Jan. 4, 2012 at 4:52 PM ET
By MyHealthNewsDaily staff
Cancer death rates have continued to decline in both men and women in recent years, according to a new report.
Between 2004 and 2008, cancer death rates decreased by 1.8 percent per year in men, and by 1.6 percent per year in women. Overall cancer incidence rates overall that period declined by 0.6 percent per year in men and were stable in women, according to the report from the American Cancer Society.
However, rates of new cases of a few specific cancers, including pancreatic cancer and melanoma, are on the rise, according to the report.
In 2012, more than 577,000 people will die from cancer in the United States, and more than 1,638,000 people will be diagnosed with the disease, according to estimates in the report.
The report is published yearly, and is online today (Jan. 4) in CA: A Cancer Journal for Clinicians.
Other findings include:
A special section of the article focuses on cancers that have been on the rise, including cancers of the pancreas, liver, thyroid and kidney, as well as melanoma, esophageal adenocarcinoma and certain types of oropharyngeal cancer associated with human papillomavirus (HPV) infection.
The reasons for these increases are not entirely known.
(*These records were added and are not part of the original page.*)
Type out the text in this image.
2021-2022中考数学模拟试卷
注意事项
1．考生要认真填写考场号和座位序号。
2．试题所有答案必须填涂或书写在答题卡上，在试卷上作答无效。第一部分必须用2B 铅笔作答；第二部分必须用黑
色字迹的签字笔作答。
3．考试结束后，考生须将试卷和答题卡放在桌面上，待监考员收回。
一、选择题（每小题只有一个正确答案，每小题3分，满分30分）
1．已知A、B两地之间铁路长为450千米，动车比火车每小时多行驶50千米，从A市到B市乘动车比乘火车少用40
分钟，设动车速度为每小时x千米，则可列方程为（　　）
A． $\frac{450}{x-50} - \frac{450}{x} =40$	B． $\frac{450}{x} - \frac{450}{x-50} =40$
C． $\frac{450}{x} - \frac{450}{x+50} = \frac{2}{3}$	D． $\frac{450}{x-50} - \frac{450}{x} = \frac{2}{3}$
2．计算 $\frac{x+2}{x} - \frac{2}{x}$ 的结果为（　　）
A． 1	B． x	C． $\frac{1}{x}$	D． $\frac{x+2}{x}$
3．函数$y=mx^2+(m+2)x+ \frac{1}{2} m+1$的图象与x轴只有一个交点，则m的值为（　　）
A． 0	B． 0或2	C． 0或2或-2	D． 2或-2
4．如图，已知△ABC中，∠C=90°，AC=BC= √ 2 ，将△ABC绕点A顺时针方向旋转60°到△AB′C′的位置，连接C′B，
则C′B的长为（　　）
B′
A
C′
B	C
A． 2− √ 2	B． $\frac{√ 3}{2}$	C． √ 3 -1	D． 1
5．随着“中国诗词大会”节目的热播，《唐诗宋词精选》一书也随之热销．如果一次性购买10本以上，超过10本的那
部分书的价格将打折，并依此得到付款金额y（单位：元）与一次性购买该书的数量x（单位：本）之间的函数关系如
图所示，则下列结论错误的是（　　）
Part of the increase may be linked to the increasing prevalence of obesity, as well as increases in early detection practices for some cancers. These rising trends will exacerbate the growing cancer burden associated with population expansion and aging, the researchers say.
The report is based on data from the National Cancer Institute and the Centers for Disease Control and Prevention.
The expected numbers of new cancer cases and cancer deaths should be interpreted with caution because these estimates are based on statistical models and may vary considerably from year to year, according to the report.